SO019EFFECTS OF EMPAGLIFLOZIN ON CARDIOVASCULAR OUTCOMES ACROSS KDIGO RISK CATEGORIES: RESULTS FROM THE EMPA-REG OUTCOME® TRIAL

Abstract

INTRODUCTION AND AIMS: Chronic kidney disease (CKD) is a strong risk factor for cardiovascular (CV) disease, causing substantial morbidity and mortality in this population.

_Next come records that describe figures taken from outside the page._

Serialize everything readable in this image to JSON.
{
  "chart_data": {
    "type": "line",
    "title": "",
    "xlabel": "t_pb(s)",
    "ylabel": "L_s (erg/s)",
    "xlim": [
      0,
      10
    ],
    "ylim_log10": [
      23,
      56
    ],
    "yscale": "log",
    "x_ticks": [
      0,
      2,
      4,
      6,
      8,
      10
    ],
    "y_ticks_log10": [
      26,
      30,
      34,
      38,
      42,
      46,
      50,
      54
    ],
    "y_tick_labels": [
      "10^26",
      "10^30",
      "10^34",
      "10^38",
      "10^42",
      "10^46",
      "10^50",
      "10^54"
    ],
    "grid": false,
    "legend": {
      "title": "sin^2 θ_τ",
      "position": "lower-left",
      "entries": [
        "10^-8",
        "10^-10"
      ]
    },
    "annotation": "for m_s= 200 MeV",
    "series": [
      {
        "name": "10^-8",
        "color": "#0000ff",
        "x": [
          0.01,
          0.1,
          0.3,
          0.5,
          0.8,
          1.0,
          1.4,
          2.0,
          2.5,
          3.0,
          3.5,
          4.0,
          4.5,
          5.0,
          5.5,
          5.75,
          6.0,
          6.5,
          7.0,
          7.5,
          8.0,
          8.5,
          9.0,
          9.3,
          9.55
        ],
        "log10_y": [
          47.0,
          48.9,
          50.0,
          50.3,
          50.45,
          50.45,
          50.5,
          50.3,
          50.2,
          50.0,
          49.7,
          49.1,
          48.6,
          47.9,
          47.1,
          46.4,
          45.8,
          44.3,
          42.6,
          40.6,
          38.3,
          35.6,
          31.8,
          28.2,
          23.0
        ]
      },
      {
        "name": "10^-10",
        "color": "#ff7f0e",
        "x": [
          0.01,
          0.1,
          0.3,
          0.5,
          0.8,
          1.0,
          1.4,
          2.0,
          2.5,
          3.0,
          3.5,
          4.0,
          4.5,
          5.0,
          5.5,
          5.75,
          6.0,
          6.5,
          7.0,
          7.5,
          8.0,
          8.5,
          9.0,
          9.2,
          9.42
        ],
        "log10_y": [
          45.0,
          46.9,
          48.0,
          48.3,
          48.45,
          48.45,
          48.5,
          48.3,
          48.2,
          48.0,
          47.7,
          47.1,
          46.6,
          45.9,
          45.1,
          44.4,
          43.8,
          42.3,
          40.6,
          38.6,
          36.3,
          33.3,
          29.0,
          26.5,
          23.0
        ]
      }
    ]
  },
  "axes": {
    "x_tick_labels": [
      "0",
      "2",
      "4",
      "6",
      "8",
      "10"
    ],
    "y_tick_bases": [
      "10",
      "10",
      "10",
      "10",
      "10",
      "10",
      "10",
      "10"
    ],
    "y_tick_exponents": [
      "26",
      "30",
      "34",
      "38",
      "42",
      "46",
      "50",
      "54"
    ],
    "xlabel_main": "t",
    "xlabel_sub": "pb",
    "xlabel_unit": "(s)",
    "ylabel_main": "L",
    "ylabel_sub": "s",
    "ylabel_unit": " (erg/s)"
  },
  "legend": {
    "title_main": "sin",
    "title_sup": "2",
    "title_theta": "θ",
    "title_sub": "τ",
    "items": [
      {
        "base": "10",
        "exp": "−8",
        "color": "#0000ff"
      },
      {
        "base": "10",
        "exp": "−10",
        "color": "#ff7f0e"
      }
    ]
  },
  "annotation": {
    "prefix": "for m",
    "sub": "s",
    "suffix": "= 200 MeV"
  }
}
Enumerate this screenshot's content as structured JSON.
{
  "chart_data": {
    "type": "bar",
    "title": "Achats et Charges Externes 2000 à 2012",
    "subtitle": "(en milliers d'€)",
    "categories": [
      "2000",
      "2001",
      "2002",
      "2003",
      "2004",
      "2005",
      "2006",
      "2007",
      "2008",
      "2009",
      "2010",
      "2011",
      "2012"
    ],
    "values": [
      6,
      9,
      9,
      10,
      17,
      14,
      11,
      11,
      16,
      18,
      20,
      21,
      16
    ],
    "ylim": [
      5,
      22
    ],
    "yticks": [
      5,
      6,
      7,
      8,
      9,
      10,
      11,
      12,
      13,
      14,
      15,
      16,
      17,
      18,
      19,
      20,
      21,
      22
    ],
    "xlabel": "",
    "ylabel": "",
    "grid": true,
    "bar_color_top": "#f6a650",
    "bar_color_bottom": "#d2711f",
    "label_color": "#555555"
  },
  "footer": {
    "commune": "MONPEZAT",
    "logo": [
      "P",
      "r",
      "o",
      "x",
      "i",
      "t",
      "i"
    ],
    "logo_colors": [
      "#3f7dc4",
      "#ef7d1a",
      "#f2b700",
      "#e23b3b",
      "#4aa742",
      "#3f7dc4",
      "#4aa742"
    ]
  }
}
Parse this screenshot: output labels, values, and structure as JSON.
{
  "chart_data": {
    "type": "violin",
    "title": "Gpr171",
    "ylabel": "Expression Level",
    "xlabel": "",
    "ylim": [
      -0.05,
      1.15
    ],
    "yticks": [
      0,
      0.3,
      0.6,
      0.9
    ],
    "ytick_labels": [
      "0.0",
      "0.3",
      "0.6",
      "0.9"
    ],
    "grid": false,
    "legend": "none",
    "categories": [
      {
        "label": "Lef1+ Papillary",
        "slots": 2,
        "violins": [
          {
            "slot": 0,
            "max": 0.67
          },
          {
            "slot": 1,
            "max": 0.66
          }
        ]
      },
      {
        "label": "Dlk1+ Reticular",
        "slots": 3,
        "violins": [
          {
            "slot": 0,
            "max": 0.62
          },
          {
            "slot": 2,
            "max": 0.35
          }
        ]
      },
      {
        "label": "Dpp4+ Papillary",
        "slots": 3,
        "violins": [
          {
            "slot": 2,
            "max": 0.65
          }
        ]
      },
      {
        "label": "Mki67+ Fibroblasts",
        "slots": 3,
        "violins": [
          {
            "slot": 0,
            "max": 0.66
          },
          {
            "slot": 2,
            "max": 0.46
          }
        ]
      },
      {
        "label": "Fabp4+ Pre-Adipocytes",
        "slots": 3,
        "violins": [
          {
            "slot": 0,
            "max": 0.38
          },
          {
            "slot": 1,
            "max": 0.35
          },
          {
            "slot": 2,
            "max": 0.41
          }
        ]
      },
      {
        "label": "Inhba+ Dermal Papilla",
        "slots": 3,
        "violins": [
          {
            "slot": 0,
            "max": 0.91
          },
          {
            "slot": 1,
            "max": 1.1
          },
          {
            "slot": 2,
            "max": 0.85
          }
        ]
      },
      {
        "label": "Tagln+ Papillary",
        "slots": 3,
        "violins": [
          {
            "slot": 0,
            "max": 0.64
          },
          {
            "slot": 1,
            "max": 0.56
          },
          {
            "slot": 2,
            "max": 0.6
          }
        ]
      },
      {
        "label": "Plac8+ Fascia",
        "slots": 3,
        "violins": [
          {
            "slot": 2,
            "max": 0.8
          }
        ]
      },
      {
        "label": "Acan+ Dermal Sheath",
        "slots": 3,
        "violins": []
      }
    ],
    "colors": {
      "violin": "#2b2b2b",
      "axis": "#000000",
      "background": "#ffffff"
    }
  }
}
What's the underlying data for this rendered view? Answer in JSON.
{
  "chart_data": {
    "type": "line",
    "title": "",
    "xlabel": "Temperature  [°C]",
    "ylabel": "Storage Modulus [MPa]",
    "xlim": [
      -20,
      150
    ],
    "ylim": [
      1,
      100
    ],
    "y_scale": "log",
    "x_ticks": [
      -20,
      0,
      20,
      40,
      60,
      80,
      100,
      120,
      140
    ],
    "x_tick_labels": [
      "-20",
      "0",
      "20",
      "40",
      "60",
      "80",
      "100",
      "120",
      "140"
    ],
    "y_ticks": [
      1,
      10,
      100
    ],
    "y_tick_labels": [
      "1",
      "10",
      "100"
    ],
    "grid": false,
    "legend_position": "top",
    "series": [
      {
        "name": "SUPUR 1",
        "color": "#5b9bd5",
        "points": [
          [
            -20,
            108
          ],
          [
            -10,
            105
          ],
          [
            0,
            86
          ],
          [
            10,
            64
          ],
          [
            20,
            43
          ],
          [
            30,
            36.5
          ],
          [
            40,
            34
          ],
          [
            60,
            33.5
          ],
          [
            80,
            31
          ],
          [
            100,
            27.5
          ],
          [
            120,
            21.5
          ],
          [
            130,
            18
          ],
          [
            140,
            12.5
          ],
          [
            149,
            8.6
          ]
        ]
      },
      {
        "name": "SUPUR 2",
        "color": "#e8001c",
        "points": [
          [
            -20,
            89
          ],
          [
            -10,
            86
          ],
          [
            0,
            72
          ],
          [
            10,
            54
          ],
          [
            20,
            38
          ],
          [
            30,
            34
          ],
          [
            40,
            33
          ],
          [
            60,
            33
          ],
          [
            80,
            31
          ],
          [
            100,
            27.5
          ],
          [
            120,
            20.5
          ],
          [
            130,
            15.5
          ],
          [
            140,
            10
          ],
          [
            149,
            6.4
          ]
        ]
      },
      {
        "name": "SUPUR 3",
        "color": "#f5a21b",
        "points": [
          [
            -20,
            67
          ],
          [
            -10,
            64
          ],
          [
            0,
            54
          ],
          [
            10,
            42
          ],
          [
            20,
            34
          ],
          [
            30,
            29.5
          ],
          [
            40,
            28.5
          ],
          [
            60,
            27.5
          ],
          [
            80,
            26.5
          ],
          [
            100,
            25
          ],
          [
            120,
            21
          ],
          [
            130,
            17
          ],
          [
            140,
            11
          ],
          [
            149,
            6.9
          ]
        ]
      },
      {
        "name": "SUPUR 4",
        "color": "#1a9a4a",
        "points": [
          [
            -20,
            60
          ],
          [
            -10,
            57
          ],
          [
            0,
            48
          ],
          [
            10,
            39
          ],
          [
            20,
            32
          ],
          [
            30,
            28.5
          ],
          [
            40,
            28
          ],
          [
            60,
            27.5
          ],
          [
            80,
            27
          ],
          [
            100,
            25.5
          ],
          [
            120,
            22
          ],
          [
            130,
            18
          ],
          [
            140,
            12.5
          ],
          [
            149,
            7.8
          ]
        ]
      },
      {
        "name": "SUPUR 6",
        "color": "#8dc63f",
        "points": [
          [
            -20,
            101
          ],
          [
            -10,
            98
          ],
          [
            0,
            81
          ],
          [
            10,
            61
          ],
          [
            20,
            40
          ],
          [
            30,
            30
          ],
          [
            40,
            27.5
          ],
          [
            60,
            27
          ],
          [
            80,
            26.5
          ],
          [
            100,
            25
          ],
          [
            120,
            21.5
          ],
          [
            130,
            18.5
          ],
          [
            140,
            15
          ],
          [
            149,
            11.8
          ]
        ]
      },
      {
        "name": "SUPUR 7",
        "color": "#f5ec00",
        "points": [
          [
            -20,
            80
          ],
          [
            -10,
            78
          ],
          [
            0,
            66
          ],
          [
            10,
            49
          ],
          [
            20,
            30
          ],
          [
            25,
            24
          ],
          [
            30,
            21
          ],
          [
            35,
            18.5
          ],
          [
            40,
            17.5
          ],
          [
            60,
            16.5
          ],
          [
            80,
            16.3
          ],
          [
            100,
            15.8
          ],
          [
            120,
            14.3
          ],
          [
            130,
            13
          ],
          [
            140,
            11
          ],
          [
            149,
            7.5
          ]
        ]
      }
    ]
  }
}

In the EMPA‐REG OUTCOME® trial, empagliflozin (EMPA) given in addition to standard of care significantly reduced 3‐point major adverse CV events (3‐point MACE: composite of CV death, non‐fatal myocardial infarction, or non‐fatal stroke), CV death, and hospitalization for heart failure (HHF), versus placebo (PBO) in people with type 2 diabetes mellitus (T2DM) and established CV disease. The Kidney Disease: Improving Global Outcomes (KDIGO) CKD guidelines introduced a risk category framework based on eGFR and urine albumin‐creatinine ratio (UACR) values. We investigated CV outcomes in subgroups of participants at different levels of risk in the EMPA‐REG OUTCOME® trial. METHODS: Participants were randomized to receive EMPA 10 mg, EMPA 25 mg, or PBO. The outcomes of 3‐point MACE, CV death, and HHF were analyzed in subgroups by baseline KDIGO risk category, defined as low risk (eGFR ≥60 ml/min/ 1.73m2 and UACR <30 mg/g), moderately increased risk (eGFR 45‐59 ml/min/1.73m2 and UACR <30 mg/g, or eGFR ≥60 ml/min/1.73m2 and UACR 30‐300 mg/g), high risk (eGFR 30‐44 ml/min/1.73m2 and UACR <30 mg/g, eGFR 45‐59 ml/min/1.73m2 and UACR 30‐300 mg/g, or eGFR ≥60 and UACR >300 mg/g) and very high risk (eGFR <30 ml/min/1.73m2 with any UACR, eGFR 30‐44 and UACR 30‐300 mg/g, or eGFR 45‐59 ml/min/1.73m2 and UACR >300 mg/g). A Cox proportional hazards model was used to investigate the consistency of treatment effect across subgroups. RESULTS: Among 7020 participants, baseline eGFR and UACR measurements were available for 6952 patients (99%; EMPA, n=4635; PBO, n=2317). The proportions of participants in the low, moderately increased, high and very high risk KDIGO categories at baseline were 47%, 29%, 15% and 8% respectively. Median observation time was 3.1 years. The observed benefits of EMPA vs PBO on 3‐point MACE, CV death, and HHF were consistent across KDIGO risk categories (Figure). CONCLUSIONS: EMPA, given in addition to standard of care, reduced CV outcomes and mortality in patients with T2DM and established CV disease irrespective of KDIGO risk category at baseline, suggesting that empagliflozin may reduce CV disease in early as well as late stages of CKD. (Figure presented).